The separations between blocks 1 and 2, and blocks 2 and 3 remain the same as their initial separations, $a$ and $b$, respectively, because they are moving with the same velocity. The separation between block 3 and block 4 will be increasing. The question asks for the separations after all possible collisions, which implies the state when no more collisions will occur.
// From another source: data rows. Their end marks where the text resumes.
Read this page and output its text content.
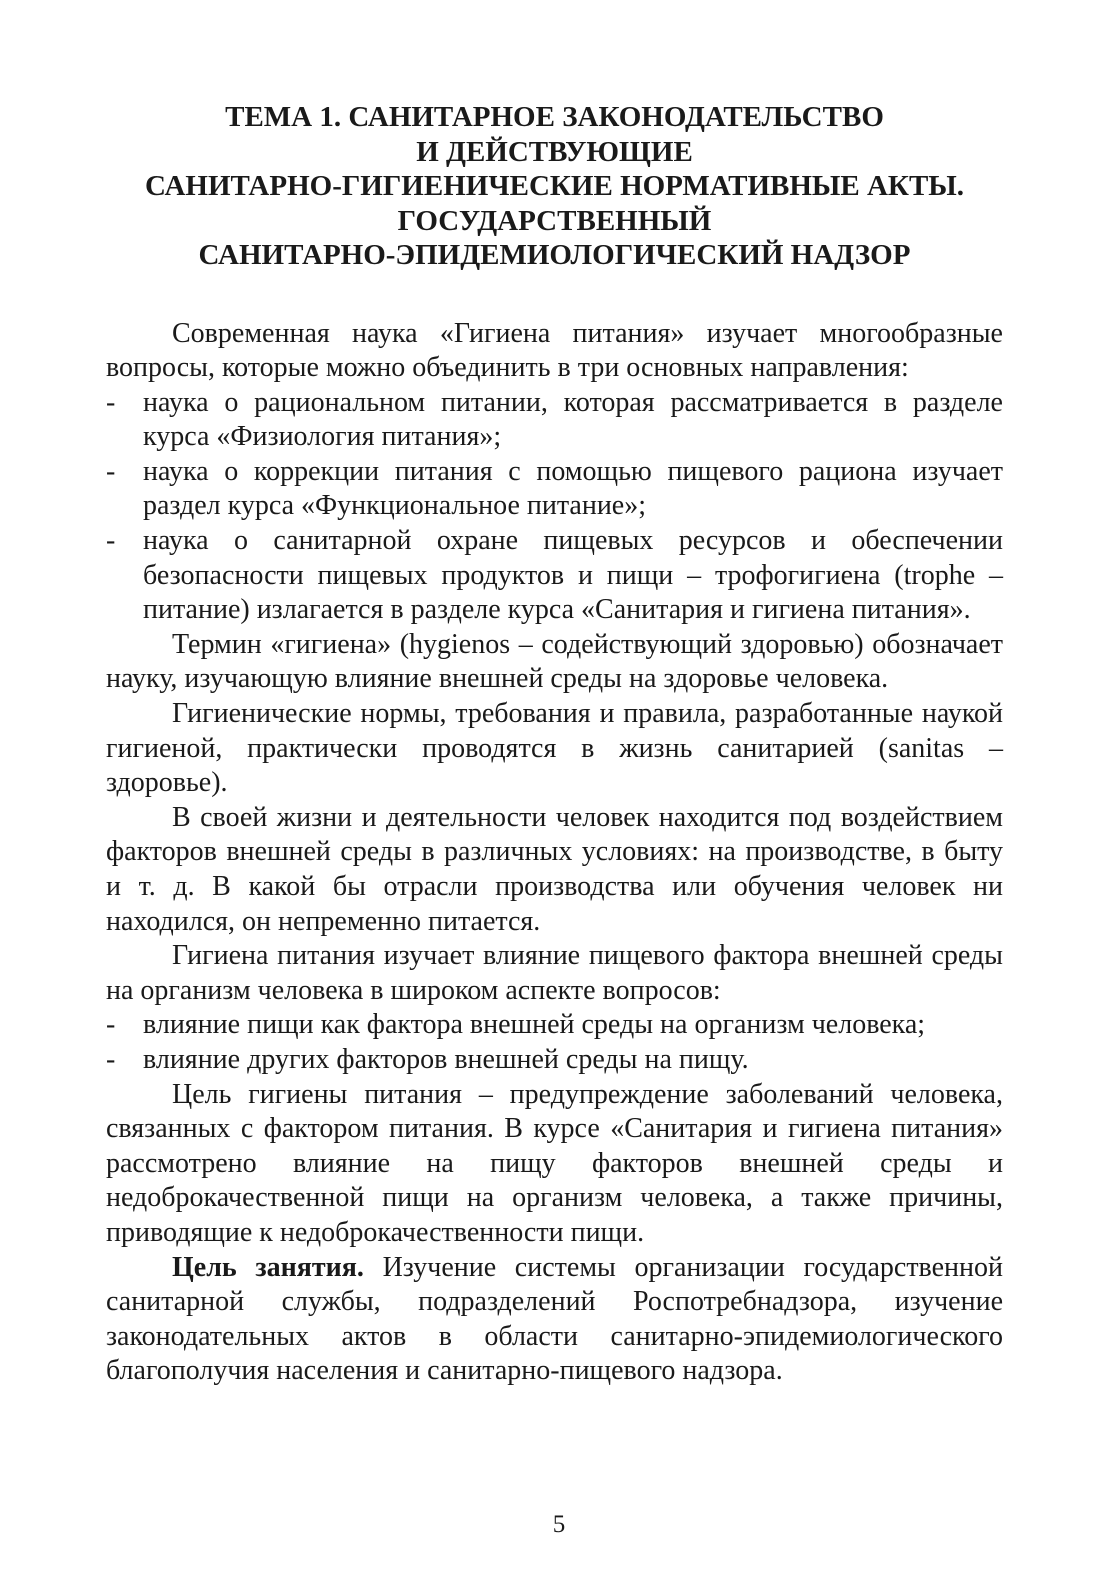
ТЕМА 1. САНИТАРНОЕ ЗАКОНОДАТЕЛЬСТВО
И ДЕЙСТВУЮЩИЕ
САНИТАРНО-ГИГИЕНИЧЕСКИЕ НОРМАТИВНЫЕ АКТЫ.
ГОСУДАРСТВЕННЫЙ
САНИТАРНО-ЭПИДЕМИОЛОГИЧЕСКИЙ НАДЗОР

Современная наука «Гигиена питания» изучает многообразные вопросы, которые можно объединить в три основных направления:

- наука о рациональном питании, которая рассматривается в разделе курса «Физиология питания»;
- наука о коррекции питания с помощью пищевого рациона изучает раздел курса «Функциональное питание»;
- наука о санитарной охране пищевых ресурсов и обеспечении безопасности пищевых продуктов и пищи – трофогигиена (trophe – питание) излагается в разделе курса «Санитария и гигиена питания».

Термин «гигиена» (hygienos – содействующий здоровью) обозначает науку, изучающую влияние внешней среды на здоровье человека.

Гигиенические нормы, требования и правила, разработанные наукой гигиеной, практически проводятся в жизнь санитарией (sanitas – здоровье).

В своей жизни и деятельности человек находится под воздействием факторов внешней среды в различных условиях: на производстве, в быту и т. д. В какой бы отрасли производства или обучения человек ни находился, он непременно питается.

Гигиена питания изучает влияние пищевого фактора внешней среды на организм человека в широком аспекте вопросов:

- влияние пищи как фактора внешней среды на организм человека;
- влияние других факторов внешней среды на пищу.

Цель гигиены питания – предупреждение заболеваний человека, связанных с фактором питания. В курсе «Санитария и гигиена питания» рассмотрено влияние на пищу факторов внешней среды и недоброкачественной пищи на организм человека, а также причины, приводящие к недоброкачественности пищи.

Цель занятия. Изучение системы организации государственной санитарной службы, подразделений Роспотребнадзора, изучение законодательных актов в области санитарно-эпидемиологического благополучия населения и санитарно-пищевого надзора.

5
In this state, blocks 1, 2, and 3 are moving together, and block 4 is moving away. Thus, the separations between 1-2 and 2-3 are $a$ and $b$. The separation between 3 and 4 will be increasing. However, the question asks for "separations", which usually refers to the distances between adjacent blocks.

The final velocities are $v_1 = -v, v_2 = -v, v_3 = -v, v_4 = +v$. The final separations are:

• Separation between 1 and 2: $a$
• Separation between 2 and 3: $b$
• Separation between 3 and 4: increasing from $c$.

Assuming the question is asking for the constant separations between the blocks that move together and the velocity of the block moving in the opposite direction, the answer is as described above. If the question asks for the separations at a specific time after all collisions, that time is not specified. Given the context of such problems, it is likely asking for the constant separations between groups of blocks moving together and the velocities of the blocks.

Final velocities: $v_1 = -v, v_2 = -v, v_3 = -v, v_4 = +v$. Final separations: Separation between 1 and 2 is $a$, separation between 2 and 3 is $b$. The separation between 3 and 4 is increasing.

Since it's a multiple choice question and no options are provided, we assume the question is asking for the final velocities and the constant separations between the blocks that maintain constant separation.

Final Answer is the set of final velocities and the constant separations. Velocities: Block 1: $-v$, Block 2: $-v$, Block 3: $-v$, Block 4: $+v$. Separations: Separation between 1 and 2 is $a$, separation between 2 and 3 is $b$.